CPAP, while the most effective treatment for OSA, is not often utilized by patients long enough. This study examines the effects telemonitoring could have on adherence by transmitting data through a software program that sent users personalized messages.
"With this study, we explored potentially cost-effective strategies for improving CPAP use, given the well-known challenges with optimizing CPAP adherence," said lead study author Dennis Hwang, MD, a pulmonologist and sleep expert at the Kaiser Permanente Fontana Medical Center in Fontana. "Automated telemedicine strategies may improve patient engagement and reduce the need for labor-intensive, and costly, follow-up care."

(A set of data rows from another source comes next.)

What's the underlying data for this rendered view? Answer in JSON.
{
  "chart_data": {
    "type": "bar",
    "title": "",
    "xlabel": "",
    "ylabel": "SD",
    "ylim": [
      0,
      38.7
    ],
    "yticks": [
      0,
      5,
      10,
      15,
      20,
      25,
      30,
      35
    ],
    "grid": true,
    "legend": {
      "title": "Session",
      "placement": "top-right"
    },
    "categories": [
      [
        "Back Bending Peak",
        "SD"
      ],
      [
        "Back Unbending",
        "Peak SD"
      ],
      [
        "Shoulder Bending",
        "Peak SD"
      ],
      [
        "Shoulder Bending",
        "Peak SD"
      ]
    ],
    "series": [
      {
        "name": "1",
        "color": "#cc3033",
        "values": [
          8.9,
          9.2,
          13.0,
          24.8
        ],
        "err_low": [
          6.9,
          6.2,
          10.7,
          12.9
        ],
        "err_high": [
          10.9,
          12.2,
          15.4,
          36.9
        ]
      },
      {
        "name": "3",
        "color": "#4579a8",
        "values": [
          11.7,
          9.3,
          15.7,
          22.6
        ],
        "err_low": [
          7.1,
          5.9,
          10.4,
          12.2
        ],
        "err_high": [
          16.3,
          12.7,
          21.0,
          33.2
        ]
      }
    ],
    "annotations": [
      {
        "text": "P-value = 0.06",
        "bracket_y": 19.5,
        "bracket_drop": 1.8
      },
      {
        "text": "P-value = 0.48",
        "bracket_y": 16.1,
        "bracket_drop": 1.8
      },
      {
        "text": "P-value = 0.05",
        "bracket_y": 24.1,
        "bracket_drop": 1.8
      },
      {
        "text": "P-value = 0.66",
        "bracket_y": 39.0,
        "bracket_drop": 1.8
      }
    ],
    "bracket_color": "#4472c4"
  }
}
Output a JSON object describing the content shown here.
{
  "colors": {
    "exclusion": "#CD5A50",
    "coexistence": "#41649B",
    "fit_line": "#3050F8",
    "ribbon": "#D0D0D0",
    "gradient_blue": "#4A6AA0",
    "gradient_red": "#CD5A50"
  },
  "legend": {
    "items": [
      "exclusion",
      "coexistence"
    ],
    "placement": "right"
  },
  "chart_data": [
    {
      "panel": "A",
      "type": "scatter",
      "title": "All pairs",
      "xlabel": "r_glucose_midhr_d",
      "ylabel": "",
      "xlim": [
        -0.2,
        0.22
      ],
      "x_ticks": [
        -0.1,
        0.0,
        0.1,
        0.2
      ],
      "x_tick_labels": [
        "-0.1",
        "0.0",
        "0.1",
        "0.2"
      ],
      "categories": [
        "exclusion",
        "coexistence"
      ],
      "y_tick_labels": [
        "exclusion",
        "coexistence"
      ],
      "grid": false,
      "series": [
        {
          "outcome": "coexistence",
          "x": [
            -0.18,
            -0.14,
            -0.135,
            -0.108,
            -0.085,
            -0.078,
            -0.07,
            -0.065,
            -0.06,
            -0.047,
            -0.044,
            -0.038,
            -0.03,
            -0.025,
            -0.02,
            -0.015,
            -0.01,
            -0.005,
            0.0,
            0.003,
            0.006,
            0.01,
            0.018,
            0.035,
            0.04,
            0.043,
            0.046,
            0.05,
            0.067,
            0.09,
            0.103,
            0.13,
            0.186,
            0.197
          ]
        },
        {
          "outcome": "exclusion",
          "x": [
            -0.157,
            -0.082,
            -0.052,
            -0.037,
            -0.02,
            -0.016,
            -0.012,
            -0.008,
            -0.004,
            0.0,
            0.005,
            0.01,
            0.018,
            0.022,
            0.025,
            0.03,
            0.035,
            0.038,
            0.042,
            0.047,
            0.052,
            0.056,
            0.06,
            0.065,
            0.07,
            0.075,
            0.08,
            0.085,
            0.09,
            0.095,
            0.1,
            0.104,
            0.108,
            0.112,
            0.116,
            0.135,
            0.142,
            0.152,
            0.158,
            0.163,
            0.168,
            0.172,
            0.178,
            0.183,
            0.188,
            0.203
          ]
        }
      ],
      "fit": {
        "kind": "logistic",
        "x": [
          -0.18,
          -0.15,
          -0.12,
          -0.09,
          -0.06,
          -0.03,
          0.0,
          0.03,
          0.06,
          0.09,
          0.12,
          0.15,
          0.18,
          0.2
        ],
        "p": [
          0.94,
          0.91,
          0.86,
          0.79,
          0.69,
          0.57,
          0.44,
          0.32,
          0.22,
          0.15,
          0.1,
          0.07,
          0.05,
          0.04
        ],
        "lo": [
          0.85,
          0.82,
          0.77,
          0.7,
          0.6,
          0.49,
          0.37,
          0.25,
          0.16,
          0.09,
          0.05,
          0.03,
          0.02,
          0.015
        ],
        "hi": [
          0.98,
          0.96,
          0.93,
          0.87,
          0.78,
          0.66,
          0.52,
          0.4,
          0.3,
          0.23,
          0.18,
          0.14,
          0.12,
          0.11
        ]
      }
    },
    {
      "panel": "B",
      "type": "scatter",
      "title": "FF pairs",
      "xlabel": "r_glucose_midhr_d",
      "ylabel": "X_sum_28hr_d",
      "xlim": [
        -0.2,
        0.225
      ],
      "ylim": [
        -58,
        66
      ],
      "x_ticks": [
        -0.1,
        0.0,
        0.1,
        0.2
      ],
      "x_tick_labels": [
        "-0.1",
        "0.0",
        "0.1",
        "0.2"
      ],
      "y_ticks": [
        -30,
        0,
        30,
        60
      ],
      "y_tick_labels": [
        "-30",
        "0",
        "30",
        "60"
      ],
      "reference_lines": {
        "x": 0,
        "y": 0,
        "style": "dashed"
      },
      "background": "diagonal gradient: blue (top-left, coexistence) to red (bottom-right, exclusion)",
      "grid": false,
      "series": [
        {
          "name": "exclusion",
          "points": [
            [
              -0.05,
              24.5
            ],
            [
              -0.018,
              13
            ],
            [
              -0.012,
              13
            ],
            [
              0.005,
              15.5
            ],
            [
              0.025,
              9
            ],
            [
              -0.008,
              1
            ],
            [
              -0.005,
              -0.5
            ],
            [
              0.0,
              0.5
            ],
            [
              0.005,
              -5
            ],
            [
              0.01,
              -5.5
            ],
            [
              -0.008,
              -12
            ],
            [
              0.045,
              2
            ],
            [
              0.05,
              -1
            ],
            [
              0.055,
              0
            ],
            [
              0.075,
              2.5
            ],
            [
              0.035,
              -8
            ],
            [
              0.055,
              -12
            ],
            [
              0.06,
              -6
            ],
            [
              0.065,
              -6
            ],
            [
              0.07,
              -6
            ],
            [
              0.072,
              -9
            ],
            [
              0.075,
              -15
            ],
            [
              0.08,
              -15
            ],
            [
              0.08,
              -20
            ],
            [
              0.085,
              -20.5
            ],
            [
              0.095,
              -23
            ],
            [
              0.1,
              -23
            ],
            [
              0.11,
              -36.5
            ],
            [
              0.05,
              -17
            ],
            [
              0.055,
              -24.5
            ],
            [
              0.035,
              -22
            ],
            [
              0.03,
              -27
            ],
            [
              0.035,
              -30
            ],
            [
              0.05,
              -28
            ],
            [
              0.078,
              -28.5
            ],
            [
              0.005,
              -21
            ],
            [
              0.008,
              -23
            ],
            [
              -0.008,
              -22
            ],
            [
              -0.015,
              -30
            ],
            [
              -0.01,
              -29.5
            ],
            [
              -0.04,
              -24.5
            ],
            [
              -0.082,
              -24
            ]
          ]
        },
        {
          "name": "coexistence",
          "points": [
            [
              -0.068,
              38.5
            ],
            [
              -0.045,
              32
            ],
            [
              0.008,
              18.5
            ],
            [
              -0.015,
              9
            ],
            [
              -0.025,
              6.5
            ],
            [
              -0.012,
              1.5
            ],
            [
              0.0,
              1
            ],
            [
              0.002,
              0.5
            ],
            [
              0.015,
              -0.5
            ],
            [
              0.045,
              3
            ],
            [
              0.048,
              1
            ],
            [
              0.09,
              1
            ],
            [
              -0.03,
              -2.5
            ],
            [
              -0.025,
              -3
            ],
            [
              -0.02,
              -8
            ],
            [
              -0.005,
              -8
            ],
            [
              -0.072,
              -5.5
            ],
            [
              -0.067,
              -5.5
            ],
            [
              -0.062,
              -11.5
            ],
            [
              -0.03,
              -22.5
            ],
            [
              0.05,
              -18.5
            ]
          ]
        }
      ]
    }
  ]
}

The study enrolled 1,455 patients who received conventional treatment of one-hour small group classes on home sleep apnea and CPAP education. The intervention group further split the subjects into receiving online education, telemonitoring with automated feedback or a combination of the two. The automated messages included feedback encouraging the use of CPAP by email, text or phone and were sent when the participants usages fell below four hours on three consecutive nights.
Results showed that telemonitoring increased CPAP use for four hours or more a night by 70 percent or more during the first 30 days. After 90 day, telemonitoring used CPAP 36 to 60 minutes longer each night.
"We learned that both education and accountability strategies improve patient engagement, although in different ways," Hwang said. "We also learned that while patient education is important, it appears that accountability via telemonitoring is more effective at improving therapy adherence."